Living in the ocean has become more and more complicated. Busy harbors caused an increasing amount of ship traffic, with all the pollution and noise that brings. Fishermen have always come out, but today the industrial fishing decimates the aquatic flora. This doesn't matter, since we go on land and buy food, if needed. Money we do have, and I even have a driving license, a passport and a bank account in my name. With the human part of our family, we do own land, which creates an income. So farmers pay us to use our land for farming, and with that money we can buy food if we need to. The concept of money I do understand, sometimes I think better than some humans. I think there's a very primal idea of taking and giving connected with it. We don't use money under water, since we normally can find everything we need. But it's hard to find a computer under the sea.

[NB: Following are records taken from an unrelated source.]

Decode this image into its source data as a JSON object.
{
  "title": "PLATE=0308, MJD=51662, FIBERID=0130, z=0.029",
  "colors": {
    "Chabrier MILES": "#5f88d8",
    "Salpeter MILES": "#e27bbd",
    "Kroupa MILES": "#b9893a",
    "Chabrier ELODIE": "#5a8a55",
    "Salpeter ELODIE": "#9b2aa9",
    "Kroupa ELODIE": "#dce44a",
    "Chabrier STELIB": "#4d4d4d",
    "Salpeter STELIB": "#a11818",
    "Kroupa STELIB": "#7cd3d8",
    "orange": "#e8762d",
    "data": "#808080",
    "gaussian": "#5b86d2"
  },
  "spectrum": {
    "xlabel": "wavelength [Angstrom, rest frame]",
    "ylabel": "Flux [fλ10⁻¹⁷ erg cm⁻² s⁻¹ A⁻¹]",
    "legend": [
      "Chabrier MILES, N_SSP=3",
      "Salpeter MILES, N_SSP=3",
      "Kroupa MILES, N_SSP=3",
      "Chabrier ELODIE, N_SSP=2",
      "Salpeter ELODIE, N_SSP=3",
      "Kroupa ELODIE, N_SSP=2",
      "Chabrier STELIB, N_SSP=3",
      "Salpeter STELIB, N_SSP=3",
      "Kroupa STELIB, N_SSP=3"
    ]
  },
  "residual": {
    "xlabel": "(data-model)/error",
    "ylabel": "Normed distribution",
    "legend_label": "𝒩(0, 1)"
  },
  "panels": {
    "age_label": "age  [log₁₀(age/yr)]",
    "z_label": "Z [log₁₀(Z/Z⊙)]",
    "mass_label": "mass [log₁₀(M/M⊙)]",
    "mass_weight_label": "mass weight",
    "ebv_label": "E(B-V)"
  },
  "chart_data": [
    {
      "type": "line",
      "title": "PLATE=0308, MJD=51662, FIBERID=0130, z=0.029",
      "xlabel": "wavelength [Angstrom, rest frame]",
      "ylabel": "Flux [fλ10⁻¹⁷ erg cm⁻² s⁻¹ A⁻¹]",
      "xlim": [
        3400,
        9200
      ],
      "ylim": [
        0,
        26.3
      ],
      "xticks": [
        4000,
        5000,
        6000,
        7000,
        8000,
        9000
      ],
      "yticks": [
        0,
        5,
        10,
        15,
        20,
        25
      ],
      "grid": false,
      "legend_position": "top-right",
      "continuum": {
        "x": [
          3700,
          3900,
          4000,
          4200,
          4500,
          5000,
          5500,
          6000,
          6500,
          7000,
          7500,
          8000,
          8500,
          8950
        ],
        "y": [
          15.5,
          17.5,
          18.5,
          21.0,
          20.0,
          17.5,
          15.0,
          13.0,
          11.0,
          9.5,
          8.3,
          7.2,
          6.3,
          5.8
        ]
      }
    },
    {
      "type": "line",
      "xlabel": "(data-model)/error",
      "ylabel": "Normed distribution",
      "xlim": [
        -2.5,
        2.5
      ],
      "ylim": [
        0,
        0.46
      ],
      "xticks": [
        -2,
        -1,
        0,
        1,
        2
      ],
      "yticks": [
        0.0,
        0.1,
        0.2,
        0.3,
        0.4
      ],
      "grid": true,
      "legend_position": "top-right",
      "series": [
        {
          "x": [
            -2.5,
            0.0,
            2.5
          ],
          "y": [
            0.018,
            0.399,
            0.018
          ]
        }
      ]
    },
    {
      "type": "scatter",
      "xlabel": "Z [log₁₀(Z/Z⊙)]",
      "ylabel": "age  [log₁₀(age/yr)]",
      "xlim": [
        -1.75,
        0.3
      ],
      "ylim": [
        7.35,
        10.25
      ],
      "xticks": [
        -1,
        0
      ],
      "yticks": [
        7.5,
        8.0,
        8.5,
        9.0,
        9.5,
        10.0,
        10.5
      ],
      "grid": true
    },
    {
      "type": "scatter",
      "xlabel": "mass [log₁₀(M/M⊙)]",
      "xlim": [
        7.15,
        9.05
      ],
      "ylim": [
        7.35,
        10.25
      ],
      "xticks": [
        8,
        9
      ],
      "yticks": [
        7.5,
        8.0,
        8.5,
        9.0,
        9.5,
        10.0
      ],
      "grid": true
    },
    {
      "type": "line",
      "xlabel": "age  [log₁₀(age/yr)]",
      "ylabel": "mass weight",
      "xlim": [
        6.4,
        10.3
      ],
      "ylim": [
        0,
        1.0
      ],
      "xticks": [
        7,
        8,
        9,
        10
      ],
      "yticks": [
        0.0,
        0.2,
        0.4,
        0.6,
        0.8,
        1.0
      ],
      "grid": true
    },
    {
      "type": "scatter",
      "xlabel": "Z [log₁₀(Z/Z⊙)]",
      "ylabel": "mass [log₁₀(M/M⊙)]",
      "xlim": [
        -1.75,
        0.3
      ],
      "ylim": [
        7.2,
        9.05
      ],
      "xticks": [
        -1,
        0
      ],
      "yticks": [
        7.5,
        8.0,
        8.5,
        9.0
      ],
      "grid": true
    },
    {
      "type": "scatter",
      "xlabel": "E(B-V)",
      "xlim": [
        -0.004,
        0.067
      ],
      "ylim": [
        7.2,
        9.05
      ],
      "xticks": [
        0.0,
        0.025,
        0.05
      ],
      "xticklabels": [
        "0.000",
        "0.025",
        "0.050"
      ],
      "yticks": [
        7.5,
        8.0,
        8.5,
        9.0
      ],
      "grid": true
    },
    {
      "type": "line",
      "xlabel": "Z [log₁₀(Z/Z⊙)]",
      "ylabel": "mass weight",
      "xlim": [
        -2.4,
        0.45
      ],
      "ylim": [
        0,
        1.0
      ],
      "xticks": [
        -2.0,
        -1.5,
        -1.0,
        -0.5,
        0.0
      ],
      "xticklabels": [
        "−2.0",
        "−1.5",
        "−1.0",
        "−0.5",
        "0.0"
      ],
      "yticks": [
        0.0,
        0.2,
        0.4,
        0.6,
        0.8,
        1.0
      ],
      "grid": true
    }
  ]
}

At least a working one. Otherwise, everything is down there, since people think of the sea as a big dumping site for everything they don't want anymore. I'm a nice mermaid, but sometimes I want to pull the rubbish on land and throw it back into the houses of the humans. But I don't think humans are intelligent enough to understand why I would do that and become angry. Like I said, humans are much too emotional and often lack rational judgement. Sometimes, even Andrea agrees with me.